Your teenage years are supposed to be the time in which you find yourself and figure out where you fit in the world. Are you an athlete or a mathlete? A musician? Maybe you’re a social butterfly with all the connections. Or maybe you’re an AP student with your nose in a book. We always say stereotypes are bad and we try to avoid them, but they are so heavily ingrained in our society that sometimes we stereotype ourselves without realizing it.
I’ve never fit in one particular box. I was the nerdy AP student who read Dickens and Bronte for fun. I was the girl who hated chipped nail polish and never left the house without makeup and a carefully pulled together outfit. I was the girl who owned several pairs of boots and lived on a farm, proud of her country roots. I was the girl who loved to marathon The Lord of the Rings trilogy and read all sorts of fantasy in her free time. I was the girl who owned comic book t-shirts and loved playing video games.

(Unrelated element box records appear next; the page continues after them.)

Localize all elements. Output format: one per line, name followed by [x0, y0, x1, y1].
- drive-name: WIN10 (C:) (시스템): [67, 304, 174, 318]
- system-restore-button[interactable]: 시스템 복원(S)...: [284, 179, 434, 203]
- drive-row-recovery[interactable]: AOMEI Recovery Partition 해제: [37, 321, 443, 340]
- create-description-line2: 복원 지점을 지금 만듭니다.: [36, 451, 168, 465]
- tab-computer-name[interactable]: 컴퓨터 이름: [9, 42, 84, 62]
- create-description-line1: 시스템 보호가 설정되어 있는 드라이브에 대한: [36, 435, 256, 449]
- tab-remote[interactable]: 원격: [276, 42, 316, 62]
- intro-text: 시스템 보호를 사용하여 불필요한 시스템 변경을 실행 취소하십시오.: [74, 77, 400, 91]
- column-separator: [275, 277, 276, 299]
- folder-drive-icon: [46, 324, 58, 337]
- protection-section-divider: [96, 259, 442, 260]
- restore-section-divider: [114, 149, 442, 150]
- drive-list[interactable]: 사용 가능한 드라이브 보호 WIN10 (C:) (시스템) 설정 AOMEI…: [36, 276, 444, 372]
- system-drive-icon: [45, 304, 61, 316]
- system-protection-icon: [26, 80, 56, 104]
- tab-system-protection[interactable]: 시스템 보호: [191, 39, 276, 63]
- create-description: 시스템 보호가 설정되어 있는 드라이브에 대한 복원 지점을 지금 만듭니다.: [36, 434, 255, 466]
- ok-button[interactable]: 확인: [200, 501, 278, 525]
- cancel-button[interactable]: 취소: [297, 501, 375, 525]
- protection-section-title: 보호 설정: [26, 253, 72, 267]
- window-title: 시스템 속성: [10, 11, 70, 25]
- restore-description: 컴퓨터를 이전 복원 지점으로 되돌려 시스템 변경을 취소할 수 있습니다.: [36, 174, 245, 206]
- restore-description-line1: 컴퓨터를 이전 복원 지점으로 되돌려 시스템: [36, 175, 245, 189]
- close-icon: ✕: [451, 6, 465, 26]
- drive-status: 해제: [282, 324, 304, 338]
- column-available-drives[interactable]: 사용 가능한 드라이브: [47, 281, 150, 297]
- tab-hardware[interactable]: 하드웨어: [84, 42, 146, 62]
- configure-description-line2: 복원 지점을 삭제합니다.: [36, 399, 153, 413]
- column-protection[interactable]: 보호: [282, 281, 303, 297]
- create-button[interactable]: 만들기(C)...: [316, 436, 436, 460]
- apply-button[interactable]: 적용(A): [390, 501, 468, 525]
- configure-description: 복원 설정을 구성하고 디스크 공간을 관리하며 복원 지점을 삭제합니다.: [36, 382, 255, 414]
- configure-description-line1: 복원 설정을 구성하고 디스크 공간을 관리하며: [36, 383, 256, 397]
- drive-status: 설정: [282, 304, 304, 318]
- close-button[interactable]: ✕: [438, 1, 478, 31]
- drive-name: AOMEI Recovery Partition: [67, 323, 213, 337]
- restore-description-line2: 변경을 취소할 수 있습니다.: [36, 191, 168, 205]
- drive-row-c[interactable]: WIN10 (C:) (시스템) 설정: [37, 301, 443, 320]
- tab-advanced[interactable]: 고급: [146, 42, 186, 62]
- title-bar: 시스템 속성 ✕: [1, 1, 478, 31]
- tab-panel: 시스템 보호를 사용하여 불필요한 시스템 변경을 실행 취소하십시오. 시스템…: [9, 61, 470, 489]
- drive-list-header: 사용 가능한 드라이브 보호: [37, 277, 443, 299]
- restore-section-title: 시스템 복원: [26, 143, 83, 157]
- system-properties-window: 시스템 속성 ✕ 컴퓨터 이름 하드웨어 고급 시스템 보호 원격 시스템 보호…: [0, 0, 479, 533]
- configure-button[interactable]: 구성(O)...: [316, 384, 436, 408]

I always felt like in order for people to take me seriously, I had to downplay the nerdy, game playing, comic reading, side of myself and only allow people to see the well-read and polished part of me. After all, growing up means giving up on the things society might deem childish, right? Wrong. It took me an embarrassingly long time to realize was that I didn’t have to fit within one single label. Labels are too organized and clean for this messy complicated thing called life.
So yeah I dress up, do my hair, and love wearing heels. But I can also tell you anything you want to know about Marvel comics and I can complete the complicated side missions in order to earn a new trophy on my Playstation account. Just as soon as my nails are dry.